羽阙听到声音一愣,四处环顾,最后目光锁定在对面老者身上,此时对方睁眼静静看着他,羽阙尝试着向老者传音道“前辈所为何意?”
“呵呵,小东西挺机灵,不过你只管回答是或不是就好。”
羽阙连忙回道“是。”
“那你可曾听闻过天剑山,他们现在情况如何,门内是否有不错的天才之辈出现。”
羽阙眼前一亮随后传音道“晚辈和朋友正是从天剑山而来,是大陆的五大宗门之一,不过这段时间却是遇到一些麻烦了。”
闻言老者猛的起身“什么问题?还有你们为什么会逃到此地。”这一次许怀山甚至没有忍住直接开口说了出来。
羽阙将这一路的一些大概情况一五一十的讲给老者听,老者听后忽然浑身气势一震,怒骂道“该死的魔修,一群不入流的东西,他们怎么敢如此,还有那个万兽宗,该死的叛徒属实该死。”
愤怒的声音将整个监牢的人都吵醒了,所有人有些迷茫的张望着,试图找出声音来源。
许怀山发泄后叹息一声又安静下来,传音道“小友,你们都是从天剑山过来的吗?”
“不是,我们还有五个人是玄女宗的,这次带头的是我们的宗主陈千山,现在也在现在宗门中任职,不知道前辈和天剑山是什么关系呢。”
许怀山沉默了一会,片刻后再次传音道“很久之前,我曾经穿过禁区跨过海域来到过那片大陆。而当时恰好与当时天剑山的掌门相识,那时候我还被邀请到天剑山做过客,陈千山我没记错的话应该是当时他身边的一个小鬼吧。”
说着许怀山眼中流露追忆之色,随后感慨道“没想到那个小鬼也长大了,只不过却遇到这些事情,本想着将来有朝一日再次一起喝喝酒,如今看来或许是没有机会了。”
说完许怀山坐回角落之中,神情中带着些许落寞之色,或许是感慨时间,又或者是对于曾经有人的意外而感到叹息吧。
监牢再次恢复安静,没人说话,唯有罗杀此时凑到墙边对羽阙小声喊道“师弟,你是从禁区那边过来的?还是十九长老亲自送过来的,啧啧啧,不简单呐。”
羽阙此时还沉浸在老者话语中,此刻忽然一打断也懒得去想了,反正自己又不是天剑山的人,套近乎也没什么用。
目光看向罗杀那面墙回道“不知道师兄想说什么?如果没有其他的事情,师弟要休息了。”
“哎呀,别这么冷淡嘛,你说我好不容易找个愿意听我说话的,你这不跟我说话我这不愁死了。反正闲来无事,你不妨跟师兄说道说道,对于你这人我还是挺好奇的。。。。”

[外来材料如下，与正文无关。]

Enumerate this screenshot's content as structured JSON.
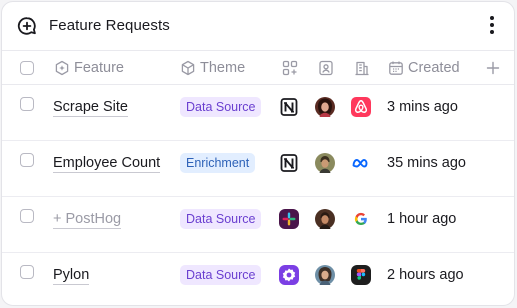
{
  "header": {
    "title": "Feature Requests",
    "title_icon": "chat-plus-icon",
    "menu_icon": "vertical-dots-icon"
  },
  "columns": {
    "select_all_icon": "checkbox",
    "feature_label": "Feature",
    "feature_icon": "sparkle-box-icon",
    "theme_label": "Theme",
    "theme_icon": "cube-icon",
    "apps_icon": "apps-grid-icon",
    "contact_icon": "contact-card-icon",
    "company_icon": "building-icon",
    "created_label": "Created",
    "created_icon": "calendar-icon",
    "add_icon": "plus-icon"
  },
  "rows": [
    {
      "feature": "Scrape Site",
      "muted": false,
      "theme": "Data Source",
      "theme_color": "purple",
      "source_icon": "notion-icon",
      "avatar_icon": "avatar-woman-icon",
      "company_icon": "airbnb-icon",
      "created": "3 mins ago"
    },
    {
      "feature": "Employee Count",
      "muted": false,
      "theme": "Enrichment",
      "theme_color": "blue",
      "source_icon": "notion-icon",
      "avatar_icon": "avatar-man-icon",
      "company_icon": "meta-icon",
      "created": "35 mins ago"
    },
    {
      "feature": "+ PostHog",
      "muted": true,
      "theme": "Data Source",
      "theme_color": "purple",
      "source_icon": "slack-icon",
      "avatar_icon": "avatar-man-icon",
      "company_icon": "google-icon",
      "created": "1 hour ago"
    },
    {
      "feature": "Pylon",
      "muted": false,
      "theme": "Data Source",
      "theme_color": "purple",
      "source_icon": "pylon-icon",
      "avatar_icon": "avatar-woman-icon",
      "company_icon": "figma-icon",
      "created": "2 hours ago"
    }
  ],
  "colors": {
    "purple_pill_bg": "#efe7ff",
    "purple_pill_text": "#6a3fd0",
    "blue_pill_bg": "#e2eeff",
    "blue_pill_text": "#2e62b8"
  }
}
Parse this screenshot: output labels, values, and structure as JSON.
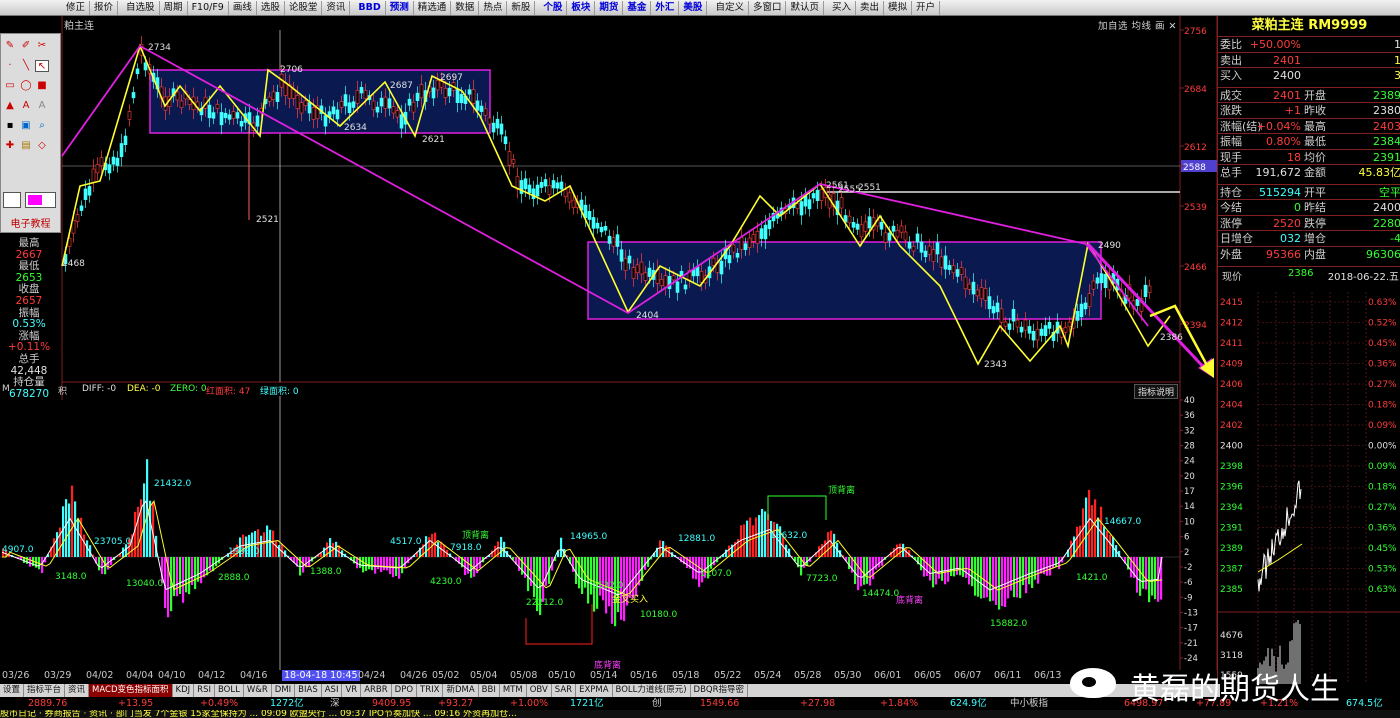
{
  "toolbar": {
    "items": [
      "修正",
      "报价",
      "自选股",
      "周期",
      "F10/F9",
      "画线",
      "选股",
      "论股堂",
      "资讯",
      "BBD",
      "预测",
      "精选通",
      "数据",
      "热点",
      "新股",
      "个股",
      "板块",
      "期货",
      "基金",
      "外汇",
      "美股",
      "自定义",
      "多窗口",
      "默认页",
      "买入",
      "卖出",
      "模拟",
      "开户"
    ],
    "blue_items": [
      "BBD",
      "预测",
      "个股",
      "板块",
      "期货",
      "基金",
      "外汇",
      "美股"
    ]
  },
  "chart": {
    "title": "粕主连",
    "right_buttons": "加自选 均线 画 ✕",
    "price_axis": [
      "2756",
      "2684",
      "2612",
      "2588",
      "2539",
      "2466",
      "2394"
    ],
    "current_price_label": "2588",
    "annotations": [
      "2734",
      "2706",
      "2697",
      "2687",
      "2634",
      "2621",
      "2521",
      "2468",
      "2561",
      "2555",
      "2551",
      "2490",
      "2404",
      "2343",
      "2386"
    ]
  },
  "toolbox": {
    "label": "电子教程"
  },
  "left_info": {
    "rows": [
      {
        "label": "最高",
        "value": "2667",
        "color": "red"
      },
      {
        "label": "最低",
        "value": "2653",
        "color": "grn"
      },
      {
        "label": "收盘",
        "value": "2657",
        "color": "red"
      },
      {
        "label": "振幅",
        "value": "0.53%",
        "color": "cyan"
      },
      {
        "label": "涨幅",
        "value": "+0.11%",
        "color": "red"
      },
      {
        "label": "总手",
        "value": "42,448",
        "color": "wht"
      },
      {
        "label": "持仓量",
        "value": "678270",
        "color": "cyan"
      }
    ]
  },
  "indicator": {
    "header": {
      "name": "M",
      "sub": "积",
      "diff": "DIFF: -0",
      "dea": "DEA: -0",
      "zero": "ZERO: 0",
      "red_area": "红面积: 47",
      "green_area": "绿面积: 0"
    },
    "explain_button": "指标说明",
    "axis": [
      "40",
      "36",
      "32",
      "28",
      "24",
      "20",
      "17",
      "14",
      "10",
      "6",
      "2",
      "-2",
      "-6",
      "-9",
      "-13",
      "-17",
      "-21",
      "-24"
    ],
    "labels": [
      {
        "t": "4907.0",
        "c": "#40ffff"
      },
      {
        "t": "23705.0",
        "c": "#40ffff"
      },
      {
        "t": "3148.0",
        "c": "#32ff32"
      },
      {
        "t": "13040.0",
        "c": "#32ff32"
      },
      {
        "t": "21432.0",
        "c": "#40ffff"
      },
      {
        "t": "1993.0",
        "c": "#40ffff"
      },
      {
        "t": "2888.0",
        "c": "#32ff32"
      },
      {
        "t": "1388.0",
        "c": "#32ff32"
      },
      {
        "t": "4517.0",
        "c": "#40ffff"
      },
      {
        "t": "顶背离",
        "c": "#32ff32"
      },
      {
        "t": "7918.0",
        "c": "#40ffff"
      },
      {
        "t": "4230.0",
        "c": "#32ff32"
      },
      {
        "t": "14965.0",
        "c": "#40ffff"
      },
      {
        "t": "22212.0",
        "c": "#32ff32"
      },
      {
        "t": "5532.0",
        "c": "#32ff32"
      },
      {
        "t": "金叉买入",
        "c": "#ffff40"
      },
      {
        "t": "10180.0",
        "c": "#32ff32"
      },
      {
        "t": "12881.0",
        "c": "#40ffff"
      },
      {
        "t": "1107.0",
        "c": "#32ff32"
      },
      {
        "t": "13632.0",
        "c": "#40ffff"
      },
      {
        "t": "顶背离",
        "c": "#32ff32"
      },
      {
        "t": "7723.0",
        "c": "#32ff32"
      },
      {
        "t": "14474.0",
        "c": "#32ff32"
      },
      {
        "t": "底背离",
        "c": "#ff40ff"
      },
      {
        "t": "15882.0",
        "c": "#32ff32"
      },
      {
        "t": "1421.0",
        "c": "#32ff32"
      },
      {
        "t": "14667.0",
        "c": "#40ffff"
      },
      {
        "t": "底背离",
        "c": "#ff40ff"
      }
    ]
  },
  "xaxis": {
    "labels": [
      "03/26",
      "03/29",
      "04/02",
      "04/04",
      "04/10",
      "04/12",
      "04/16",
      "18-04-18 10:45",
      "04/24",
      "04/26",
      "05/02",
      "05/04",
      "05/08",
      "05/10",
      "05/14",
      "05/16",
      "05/18",
      "05/22",
      "05/24",
      "05/28",
      "05/30",
      "06/01",
      "06/05",
      "06/07",
      "06/11",
      "06/13"
    ],
    "highlight": "18-04-18 10:45"
  },
  "tabs": {
    "items": [
      "设置",
      "指标平台",
      "资讯",
      "MACD变色指标面积",
      "KDJ",
      "RSI",
      "BOLL",
      "W&R",
      "DMI",
      "BIAS",
      "ASI",
      "VR",
      "ARBR",
      "DPO",
      "TRIX",
      "新DMA",
      "BBI",
      "MTM",
      "OBV",
      "SAR",
      "EXPMA",
      "BOLL力道线(原元)",
      "DBQR指导密"
    ],
    "active": "MACD变色指标面积"
  },
  "ticker": {
    "items": [
      {
        "t": "2889.76",
        "c": "#ff3c3c"
      },
      {
        "t": "+13.95",
        "c": "#ff3c3c"
      },
      {
        "t": "+0.49%",
        "c": "#ff3c3c"
      },
      {
        "t": "1272亿",
        "c": "#40ffff"
      },
      {
        "t": "深",
        "c": "#d0d0d0"
      },
      {
        "t": "9409.95",
        "c": "#ff3c3c"
      },
      {
        "t": "+93.27",
        "c": "#ff3c3c"
      },
      {
        "t": "+1.00%",
        "c": "#ff3c3c"
      },
      {
        "t": "1721亿",
        "c": "#40ffff"
      },
      {
        "t": "创",
        "c": "#d0d0d0"
      },
      {
        "t": "1549.66",
        "c": "#ff3c3c"
      },
      {
        "t": "+27.98",
        "c": "#ff3c3c"
      },
      {
        "t": "+1.84%",
        "c": "#ff3c3c"
      },
      {
        "t": "624.9亿",
        "c": "#40ffff"
      },
      {
        "t": "中小板指",
        "c": "#d0d0d0"
      },
      {
        "t": "6498.97",
        "c": "#ff3c3c"
      },
      {
        "t": "+77.89",
        "c": "#ff3c3c"
      },
      {
        "t": "+1.21%",
        "c": "#ff3c3c"
      },
      {
        "t": "674.5亿",
        "c": "#40ffff"
      }
    ]
  },
  "news": "股市日记 · 券商报告 · 资讯 · 部门当发 7个金银 15家全保持为 ... 09:09 欧盟央行 ... 09:37 IPO节奏加快 ... 09:16 外资再加仓...",
  "right": {
    "title": "菜粕主连 RM9999",
    "rows": [
      {
        "l1": "委比",
        "v1": "+50.00%",
        "c1": "red",
        "l2": "",
        "v2": "1",
        "c2": "wht"
      },
      {
        "l1": "卖出",
        "v1": "2401",
        "c1": "red",
        "l2": "",
        "v2": "1",
        "c2": "yel"
      },
      {
        "l1": "买入",
        "v1": "2400",
        "c1": "wht",
        "l2": "",
        "v2": "3",
        "c2": "yel"
      },
      {
        "l1": "成交",
        "v1": "2401",
        "c1": "red",
        "l2": "开盘",
        "v2": "2389",
        "c2": "grn"
      },
      {
        "l1": "涨跌",
        "v1": "+1",
        "c1": "red",
        "l2": "昨收",
        "v2": "2380",
        "c2": "wht"
      },
      {
        "l1": "涨幅(结)",
        "v1": "+0.04%",
        "c1": "red",
        "l2": "最高",
        "v2": "2403",
        "c2": "red"
      },
      {
        "l1": "振幅",
        "v1": "0.80%",
        "c1": "red",
        "l2": "最低",
        "v2": "2384",
        "c2": "grn"
      },
      {
        "l1": "现手",
        "v1": "18",
        "c1": "red",
        "l2": "均价",
        "v2": "2391",
        "c2": "grn"
      },
      {
        "l1": "总手",
        "v1": "191,672",
        "c1": "wht",
        "l2": "金额",
        "v2": "45.83亿",
        "c2": "yel"
      },
      {
        "l1": "持仓",
        "v1": "515294",
        "c1": "cyan",
        "l2": "开平",
        "v2": "空平",
        "c2": "grn"
      },
      {
        "l1": "今结",
        "v1": "0",
        "c1": "grn",
        "l2": "昨结",
        "v2": "2400",
        "c2": "wht"
      },
      {
        "l1": "涨停",
        "v1": "2520",
        "c1": "red",
        "l2": "跌停",
        "v2": "2280",
        "c2": "grn"
      },
      {
        "l1": "日增仓",
        "v1": "032",
        "c1": "cyan",
        "l2": "增仓",
        "v2": "-4",
        "c2": "grn"
      },
      {
        "l1": "外盘",
        "v1": "95366",
        "c1": "red",
        "l2": "内盘",
        "v2": "96306",
        "c2": "grn"
      }
    ],
    "now_label": "现价",
    "now_value": "2386",
    "date": "2018-06-22.五",
    "prices": [
      "2415",
      "2412",
      "2411",
      "2409",
      "2406",
      "2404",
      "2402",
      "2400",
      "2398",
      "2396",
      "2394",
      "2391",
      "2389",
      "2387",
      "2385"
    ],
    "pcts": [
      "0.63%",
      "0.52%",
      "0.45%",
      "0.36%",
      "0.27%",
      "0.18%",
      "0.09%",
      "0.00%",
      "0.09%",
      "0.18%",
      "0.27%",
      "0.36%",
      "0.45%",
      "0.53%",
      "0.63%"
    ],
    "volumes": [
      "4676",
      "3118",
      "1559"
    ]
  },
  "watermark": "黄磊的期货人生"
}
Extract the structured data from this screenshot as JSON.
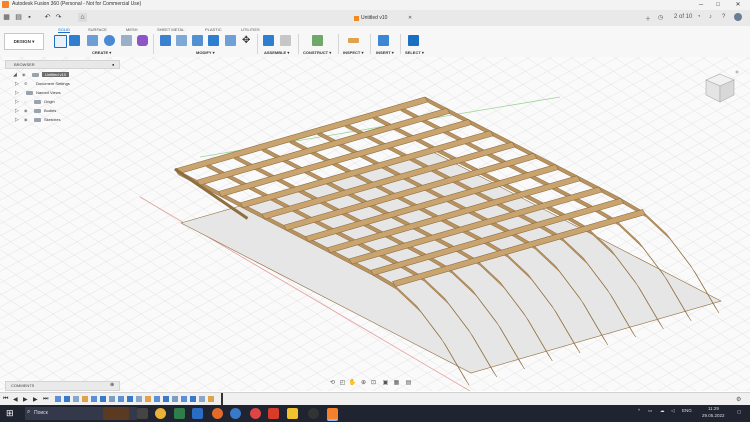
{
  "window": {
    "title": "Autodesk Fusion 360 (Personal - Not for Commercial Use)",
    "minimize": "─",
    "maximize": "□",
    "close": "✕"
  },
  "document": {
    "tab_title": "Untitled v10",
    "page_counter": "2 of 10"
  },
  "ribbon": {
    "workspace": "DESIGN ▾",
    "tabs": [
      "SOLID",
      "SURFACE",
      "MESH",
      "SHEET METAL",
      "PLASTIC",
      "UTILITIES"
    ],
    "active_tab": "SOLID",
    "groups": [
      "CREATE ▾",
      "MODIFY ▾",
      "ASSEMBLE ▾",
      "CONSTRUCT ▾",
      "INSPECT ▾",
      "INSERT ▾",
      "SELECT ▾"
    ]
  },
  "browser": {
    "header": "BROWSER",
    "items": [
      {
        "label": "Untitled v10"
      },
      {
        "label": "Document Settings"
      },
      {
        "label": "Named Views"
      },
      {
        "label": "Origin"
      },
      {
        "label": "Bodies"
      },
      {
        "label": "Sketches"
      }
    ]
  },
  "comments": {
    "label": "COMMENTS"
  },
  "taskbar": {
    "search_placeholder": "Поиск",
    "time": "11:29",
    "date": "29.05.2022",
    "lang": "ENG"
  },
  "colors": {
    "wood": "#b9935f",
    "wood_dark": "#8e6d3f",
    "accent": "#1b6fc2",
    "taskbar": "#1f2430",
    "fusion_orange": "#f5822a"
  }
}
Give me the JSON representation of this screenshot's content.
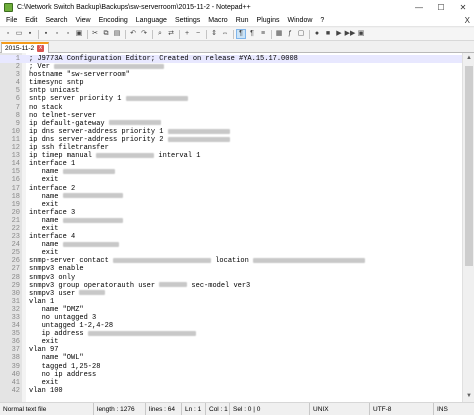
{
  "window": {
    "title": "C:\\Network Switch Backup\\Backups\\sw-serverroom\\2015-11-2 - Notepad++",
    "minimize": "—",
    "maximize": "☐",
    "close": "✕"
  },
  "menu": [
    "File",
    "Edit",
    "Search",
    "View",
    "Encoding",
    "Language",
    "Settings",
    "Macro",
    "Run",
    "Plugins",
    "Window",
    "?"
  ],
  "menu_close": "X",
  "toolbar": {
    "icons": [
      "new-file-icon",
      "open-file-icon",
      "save-icon",
      "save-all-icon",
      "close-icon",
      "close-all-icon",
      "print-icon",
      "cut-icon",
      "copy-icon",
      "paste-icon",
      "undo-icon",
      "redo-icon",
      "find-icon",
      "replace-icon",
      "zoom-in-icon",
      "zoom-out-icon",
      "sync-vertical-icon",
      "sync-horizontal-icon",
      "word-wrap-icon",
      "all-chars-icon",
      "indent-guide-icon",
      "doc-map-icon",
      "function-list-icon",
      "folder-workspace-icon",
      "record-macro-icon",
      "stop-macro-icon",
      "play-macro-icon",
      "run-macro-icon",
      "save-macro-icon"
    ],
    "glyphs": [
      "▫",
      "▭",
      "▪",
      "▪",
      "▫",
      "▫",
      "▣",
      "✂",
      "⧉",
      "▤",
      "↶",
      "↷",
      "⌕",
      "⇄",
      "+",
      "−",
      "⇕",
      "⇔",
      "¶",
      "¶",
      "≡",
      "▦",
      "ƒ",
      "▢",
      "●",
      "■",
      "▶",
      "▶▶",
      "▣"
    ]
  },
  "tab": {
    "label": "2015-11-2",
    "close": "x"
  },
  "editor": {
    "current_line": 1,
    "lines": [
      {
        "n": "1",
        "text": "; J9773A Configuration Editor; Created on release #YA.15.17.0008",
        "redact": 0
      },
      {
        "n": "2",
        "text": "; Ver ",
        "redact": 110
      },
      {
        "n": "3",
        "text": "hostname \"sw-serverroom\"",
        "redact": 0
      },
      {
        "n": "4",
        "text": "timesync sntp",
        "redact": 0
      },
      {
        "n": "5",
        "text": "sntp unicast",
        "redact": 0
      },
      {
        "n": "6",
        "text": "sntp server priority 1 ",
        "redact": 62
      },
      {
        "n": "7",
        "text": "no stack",
        "redact": 0
      },
      {
        "n": "8",
        "text": "no telnet-server",
        "redact": 0
      },
      {
        "n": "9",
        "text": "ip default-gateway ",
        "redact": 52
      },
      {
        "n": "10",
        "text": "ip dns server-address priority 1 ",
        "redact": 62
      },
      {
        "n": "11",
        "text": "ip dns server-address priority 2 ",
        "redact": 62
      },
      {
        "n": "12",
        "text": "ip ssh filetransfer",
        "redact": 0
      },
      {
        "n": "13",
        "text": "ip timep manual ",
        "redact": 58,
        "after": " interval 1"
      },
      {
        "n": "14",
        "text": "interface 1",
        "redact": 0
      },
      {
        "n": "15",
        "text": "   name ",
        "redact": 52
      },
      {
        "n": "16",
        "text": "   exit",
        "redact": 0
      },
      {
        "n": "17",
        "text": "interface 2",
        "redact": 0
      },
      {
        "n": "18",
        "text": "   name ",
        "redact": 60
      },
      {
        "n": "19",
        "text": "   exit",
        "redact": 0
      },
      {
        "n": "20",
        "text": "interface 3",
        "redact": 0
      },
      {
        "n": "21",
        "text": "   name ",
        "redact": 60
      },
      {
        "n": "22",
        "text": "   exit",
        "redact": 0
      },
      {
        "n": "23",
        "text": "interface 4",
        "redact": 0
      },
      {
        "n": "24",
        "text": "   name ",
        "redact": 56
      },
      {
        "n": "25",
        "text": "   exit",
        "redact": 0
      },
      {
        "n": "26",
        "text": "snmp-server contact ",
        "redact": 98,
        "after": " location ",
        "redact2": 112
      },
      {
        "n": "27",
        "text": "snmpv3 enable",
        "redact": 0
      },
      {
        "n": "28",
        "text": "snmpv3 only",
        "redact": 0
      },
      {
        "n": "29",
        "text": "snmpv3 group operatorauth user ",
        "redact": 28,
        "after": " sec-model ver3"
      },
      {
        "n": "30",
        "text": "snmpv3 user ",
        "redact": 26
      },
      {
        "n": "31",
        "text": "vlan 1",
        "redact": 0
      },
      {
        "n": "32",
        "text": "   name \"DMZ\"",
        "redact": 0
      },
      {
        "n": "33",
        "text": "   no untagged 3",
        "redact": 0
      },
      {
        "n": "34",
        "text": "   untagged 1-2,4-28",
        "redact": 0
      },
      {
        "n": "35",
        "text": "   ip address ",
        "redact": 108
      },
      {
        "n": "36",
        "text": "   exit",
        "redact": 0
      },
      {
        "n": "37",
        "text": "vlan 97",
        "redact": 0
      },
      {
        "n": "38",
        "text": "   name \"OWL\"",
        "redact": 0
      },
      {
        "n": "39",
        "text": "   tagged 1,25-28",
        "redact": 0
      },
      {
        "n": "40",
        "text": "   no ip address",
        "redact": 0
      },
      {
        "n": "41",
        "text": "   exit",
        "redact": 0
      },
      {
        "n": "42",
        "text": "vlan 100",
        "redact": 0
      }
    ]
  },
  "scrollbar": {
    "up": "▲",
    "down": "▼",
    "position": 0.0
  },
  "status": {
    "file_type": "Normal text file",
    "length": "length : 1276",
    "lines": "lines : 64",
    "ln": "Ln : 1",
    "col": "Col : 1",
    "sel": "Sel : 0 | 0",
    "eol": "UNIX",
    "encoding": "UTF-8",
    "mode": "INS"
  }
}
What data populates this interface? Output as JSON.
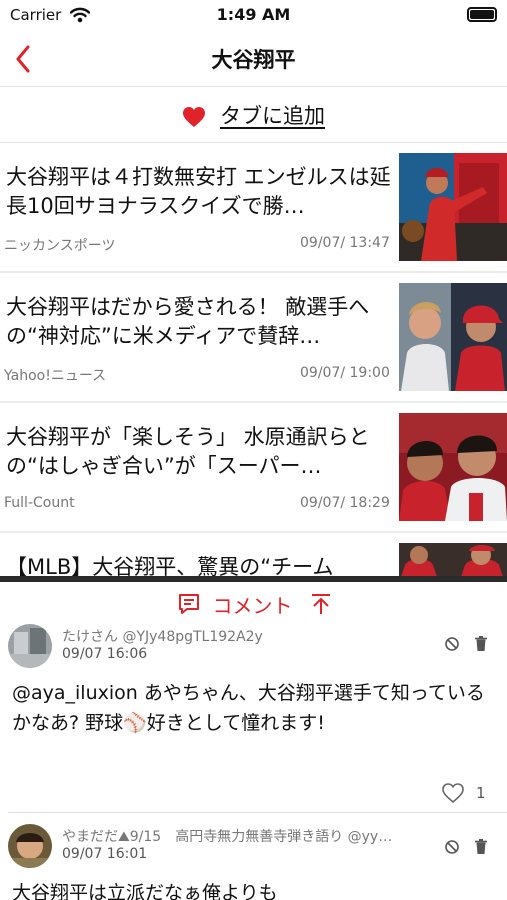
{
  "status_bar": {
    "carrier": "Carrier",
    "time": "1:49 AM"
  },
  "nav": {
    "title": "大谷翔平"
  },
  "add_tab": {
    "label": "タブに追加"
  },
  "articles": [
    {
      "title": "大谷翔平は４打数無安打 エンゼルスは延長10回サヨナラスクイズで勝…",
      "source": "ニッカンスポーツ",
      "time": "09/07/ 13:47"
    },
    {
      "title": "大谷翔平はだから愛される！ 敵選手への“神対応”に米メディアで賛辞…",
      "source": "Yahoo!ニュース",
      "time": "09/07/ 19:00"
    },
    {
      "title": "大谷翔平が「楽しそう」 水原通訳らとの“はしゃぎ合い”が「スーパー…",
      "source": "Full-Count",
      "time": "09/07/ 18:29"
    },
    {
      "title": "【MLB】大谷翔平、驚異の“チーム",
      "source": "",
      "time": ""
    }
  ],
  "comments_panel": {
    "label": "コメント",
    "comments": [
      {
        "user": "たけさん @YJy48pgTL192A2y",
        "date": "09/07 16:06",
        "body": "@aya_iluxion あやちゃん、大谷翔平選手て知っているかなあ? 野球⚾好きとして憧れます!",
        "likes": "1"
      },
      {
        "user": "やまだだ⛰9/15　高円寺無力無善寺弾き語り @yy…",
        "date": "09/07 16:01",
        "body": "大谷翔平は立派だなぁ俺よりも"
      }
    ]
  },
  "colors": {
    "accent": "#e0232b",
    "text": "#111111",
    "secondary": "#777777"
  }
}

罗杀就这么叽里呱啦说个没完,羽阙耳朵都听的起茧了,叹气一声不再理会他了,同时也明白为什么没人主动找他说话了,他这话是真多啊。
也不知道讲了多久,或许是讲累了,又或许是觉得无趣了,罗杀安静下来,侧躺在床榻上呼呼睡了起来。
鼾声之大,如果不刻意屏蔽掉他的影响,恐怕修炼都不好修炼,羽阙都有些搞不明白了,怎么还有这种奇葩的存在。
如此两天过去了,羽阙还在等着司徒拓海的消息,今天已经是他说的约定时间了,不出意外的话,应该就是今天出去了。
不过一直等到很晚都没有对方的消息,羽阙叹气一声也是放弃了,反正不会死,自己在监牢中一样能修炼。
一直到很晚的时候,监牢大门再次打开,熟悉的身影走了进来,司徒拓海一到羽阙这边满脸歉意的说道“小友,实在很抱歉,最近有些忙,一时间忘记了,实在是对不住啊。”说完指挥旁边弟子上前将门打开。
羽阙拱手行了一礼,随后走出牢笼,此时罗杀趴在栏杆上喊道“师弟,你要走了吗,这位长老能否顺路将我一起带出去,我和师弟很熟的,您就当顺手了。”
司徒拓海有些疑惑的看向羽阙,羽阙耸耸肩表示自己不知道不熟,司徒拓海点点头随后带着羽阙离开了。
身后响起罗杀的哀嚎声“师弟,你怎么能这样,我们相识这么久,你怎么能这么无情。”然而随着“砰”的一声,大门就被关上了。